250 millions pour l’attractivité médicale hospitalière

Inspiré par le rapport de l’ancien sénateur Jacky Le Menn, Marisol Touraine a présenté récemment un plan en faveur de l’attractivité médicale à l’hôpital structuré en douze engagements articulés selon trois grandes orientations et d’un coût estimé à 250 millions d’euros.

Pour favoriser l’engagement des jeunes dans les carrières hospitalières, le plan vise en premier lieu à faciliter leur entrée par un accompagnement personnalisé, une accélération de l’inscription au concours d’internat et une série de mesures sociales   réduisant les « différences assez fortes entre ceux qui sont les futurs PH et ceux qui le sont déjà ». Enfin, comme pour la médecine libérale, le plan pour l’attractivité hospitalière prévoit une « prime d’engagement attractive » pour inciter les jeunes à prendre un poste dans une spécialité ou un territoire sous-dotés. En échange d’un engagement de cinq ans, ils recevront un montant égal à plusieurs mois de salaires et une bonification d’ancienneté de carrière de deux ans. La ministre de la Santé fixe un objectif de 3 000 jeunes praticiens engagés dans ce dispositif d’ici fin 2018.

Il ne s’agit pas seulement d’attirer les jeunes à l’hôpital, il faut aussi donner envie aux Praticiens Hospitaliers (PH) de rester à l’hôpital. La première mesure de « fidélisation » réside en une prime en faveur des PH engagés dans un « exercice territorial » concernant plusieurs établissements ou des divers sites d’un même établissement. La deuxième mesure consiste dans la prise en compte – et l’indemnisation – de l’activité entre 19 h 00 et 22 h 00 dans le temps d’obligation de service des médecins. Par ailleurs, une modernisation du statut des PH doit permettre « de reconnaître le travail des professionnels dans sa diversité », a indiqué la ministre. Dans cette optique, « la convergence – voire la fusion – des statuts de PH à temps plein et à temps partiel sera étudiée », de même que devraient être identifiées et valorisées les « missions non cliniques » du médecin, telles  que la participation au projet médical d’établissement. Enfin, les PH qui le souhaiteront pourront poursuivre leur activité au-delà de 65 ans, jusqu’à 70 ans, mesure qui pourrait permettre de compenser le crux démographique prévu jusqu’en 2022.
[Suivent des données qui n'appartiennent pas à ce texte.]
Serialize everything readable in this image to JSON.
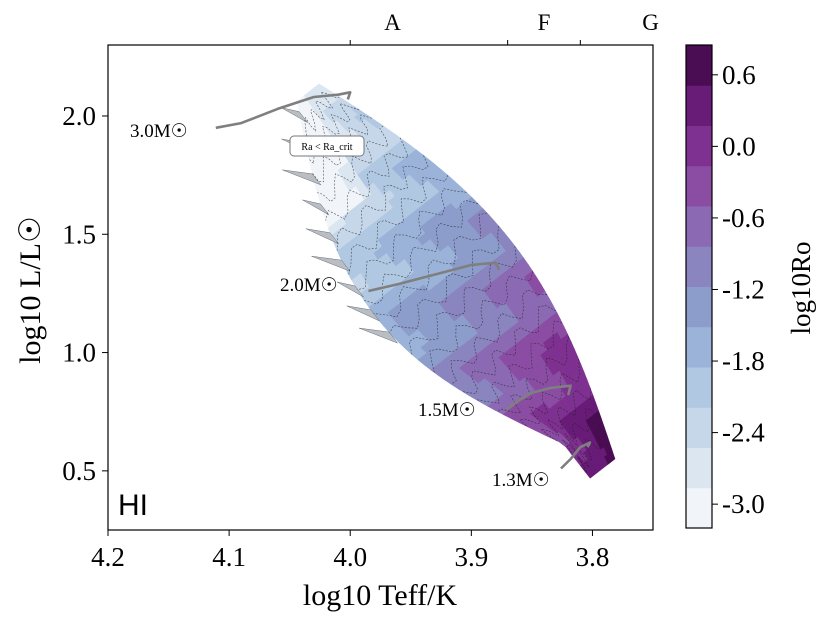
{
  "chart_data": {
    "type": "heatmap",
    "panel_label": "HI",
    "xlabel": "log10 Teff/K",
    "ylabel": "log10 L/L☉",
    "xlim": [
      4.2,
      3.75
    ],
    "ylim": [
      0.25,
      2.3
    ],
    "x_ticks": [
      "4.2",
      "4.1",
      "4.0",
      "3.9",
      "3.8"
    ],
    "y_ticks": [
      "0.5",
      "1.0",
      "1.5",
      "2.0"
    ],
    "spectral_types": [
      {
        "label": "A",
        "x": 3.965
      },
      {
        "label": "F",
        "x": 3.84
      },
      {
        "label": "G",
        "x": 3.752
      }
    ],
    "spectral_boundaries": [
      4.0,
      3.87,
      3.81
    ],
    "colorbar": {
      "label": "log10Ro",
      "range": [
        -3.2,
        0.85
      ],
      "ticks": [
        "0.6",
        "0.0",
        "-0.6",
        "-1.2",
        "-1.8",
        "-2.4",
        "-3.0"
      ],
      "colors": [
        "#f1f5fa",
        "#dce6f1",
        "#c6d7ea",
        "#b0c8e2",
        "#9bb3d8",
        "#8c9dcb",
        "#8a84bf",
        "#8b6ab3",
        "#8a4da3",
        "#7e3190",
        "#681b77",
        "#4a0c52"
      ]
    },
    "annotation": "Ra < Ra_crit",
    "tracks": [
      {
        "name": "3.0M☉",
        "points": [
          [
            4.111,
            1.95
          ],
          [
            4.09,
            1.97
          ],
          [
            4.06,
            2.03
          ],
          [
            4.03,
            2.08
          ],
          [
            4.01,
            2.09
          ],
          [
            4.0,
            2.1
          ],
          [
            4.002,
            2.07
          ]
        ]
      },
      {
        "name": "2.0M☉",
        "points": [
          [
            3.985,
            1.26
          ],
          [
            3.96,
            1.29
          ],
          [
            3.93,
            1.33
          ],
          [
            3.9,
            1.37
          ],
          [
            3.88,
            1.38
          ],
          [
            3.877,
            1.35
          ]
        ]
      },
      {
        "name": "1.5M☉",
        "points": [
          [
            3.871,
            0.76
          ],
          [
            3.86,
            0.8
          ],
          [
            3.85,
            0.83
          ],
          [
            3.835,
            0.85
          ],
          [
            3.818,
            0.86
          ],
          [
            3.82,
            0.82
          ]
        ]
      },
      {
        "name": "1.3M☉",
        "points": [
          [
            3.826,
            0.51
          ],
          [
            3.818,
            0.55
          ],
          [
            3.81,
            0.6
          ],
          [
            3.802,
            0.62
          ],
          [
            3.804,
            0.6
          ]
        ]
      }
    ],
    "colorbar_label": "log10Ro"
  }
}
La troisième orientation du plan vise à promouvoir des politiques sociales et managériales envers les personnels médicaux, notamment par le renforcement de l’animation des équipes dans le cadre d’ « espaces d’expression et de dialogue au sein des pôles », une attention accordée aux « conditions de travail, comme à la qualité des plateaux techniques et des infrastructures hospitalières ». Concernant les conditions et la qualité de vie au travail, le plan prévoit la création d’une sous-Commission Médicale d’Etablissement (CME) consacrée aux questions d’hygiène, de sécurité et de conditions de travail.

Au total, ce sont 250 millions d’euros qui devraient être consacrés à ce plan d’attractivité d’ici 2019 dont la majorité, selon Marisol Touraine, devrait provenir de « la diminution des dépenses d’intérim ». A cet effet, la ministre a annoncé le « plafonnement des dépenses engagées par mission » pour « mieux réguler les pratiques de mercenariat », ce qui passera par un plafond de rémunération, la création d’un compte hospitalier spécifique et celle d’un « pool de praticiens remplaçants ».